Volkswagen has reportedly decided to move forward with its plans to set up production in the fast-growing Southeast Asian markets (ASEAN), closing one of the few remaining gaps in its huge global factory network encompassing 102 facilities. The ASEAN group comprises Indonesia, Malaysia, the Philippines, Singapore, Thailand, Brunei, Burma, Cambodia, Laos and Vietnam.
“We will certainly become an active player in the region in the next years,” said Group production chief Michael Macht. “We are currently very actively on the road in these countries.”
Europe’s biggest carmaker may announce later this year an initial 200 million-euro ($265.33 million) investment to build a car plant in Indonesia, an Indonesian government minister said last month, citing the location of Cikampek, West Java. On the other hand, Macht declined to comment on which country VW would eventually pick and said decisions on brands and products have not been taken yet.

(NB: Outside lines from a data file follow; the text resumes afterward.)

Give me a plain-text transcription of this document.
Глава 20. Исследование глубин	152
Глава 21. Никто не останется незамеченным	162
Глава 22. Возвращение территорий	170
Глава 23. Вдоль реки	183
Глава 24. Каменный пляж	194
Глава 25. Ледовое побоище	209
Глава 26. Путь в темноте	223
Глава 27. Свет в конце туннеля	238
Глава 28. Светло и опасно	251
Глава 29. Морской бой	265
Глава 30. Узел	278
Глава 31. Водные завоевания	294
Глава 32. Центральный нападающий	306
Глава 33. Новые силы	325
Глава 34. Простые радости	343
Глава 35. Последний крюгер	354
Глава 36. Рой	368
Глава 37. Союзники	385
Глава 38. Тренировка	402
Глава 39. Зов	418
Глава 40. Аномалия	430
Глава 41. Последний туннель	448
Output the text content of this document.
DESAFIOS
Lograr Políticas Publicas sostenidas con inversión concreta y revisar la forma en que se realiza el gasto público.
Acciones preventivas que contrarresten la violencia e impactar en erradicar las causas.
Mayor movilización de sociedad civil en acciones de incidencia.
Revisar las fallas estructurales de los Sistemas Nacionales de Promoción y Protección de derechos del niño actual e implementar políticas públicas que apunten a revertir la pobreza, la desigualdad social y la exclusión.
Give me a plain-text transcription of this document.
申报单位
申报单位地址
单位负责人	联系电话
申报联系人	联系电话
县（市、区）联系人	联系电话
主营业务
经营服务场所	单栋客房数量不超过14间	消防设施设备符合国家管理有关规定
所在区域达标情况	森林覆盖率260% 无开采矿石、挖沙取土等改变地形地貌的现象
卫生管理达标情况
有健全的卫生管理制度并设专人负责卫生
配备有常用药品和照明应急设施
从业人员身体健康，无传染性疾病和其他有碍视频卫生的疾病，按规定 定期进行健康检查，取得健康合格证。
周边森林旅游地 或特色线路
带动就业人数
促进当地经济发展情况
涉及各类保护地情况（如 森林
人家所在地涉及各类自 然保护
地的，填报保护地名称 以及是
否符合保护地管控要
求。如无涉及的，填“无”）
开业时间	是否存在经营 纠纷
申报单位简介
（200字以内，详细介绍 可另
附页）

Separately, the German giant is considering a launch of commercial vehicles in the United States in future, as part of steps to expand its core namesake brand in the world’s No. 2 auto market. Commercial pickup trucks and vans such as VW’s box-type Caddy model “certainly represent an opportunity” for the United States, according to Jonathan Browning, CEO of VW’s U.S. operations – also referring to the success of Ford’s Transit Connect van.
VW is seeking to boost its presence in the United States, eyeing 800,000 VW-brand and 200,000 Audi-brand sales by 2018, when it aims to snatch the global sales crown.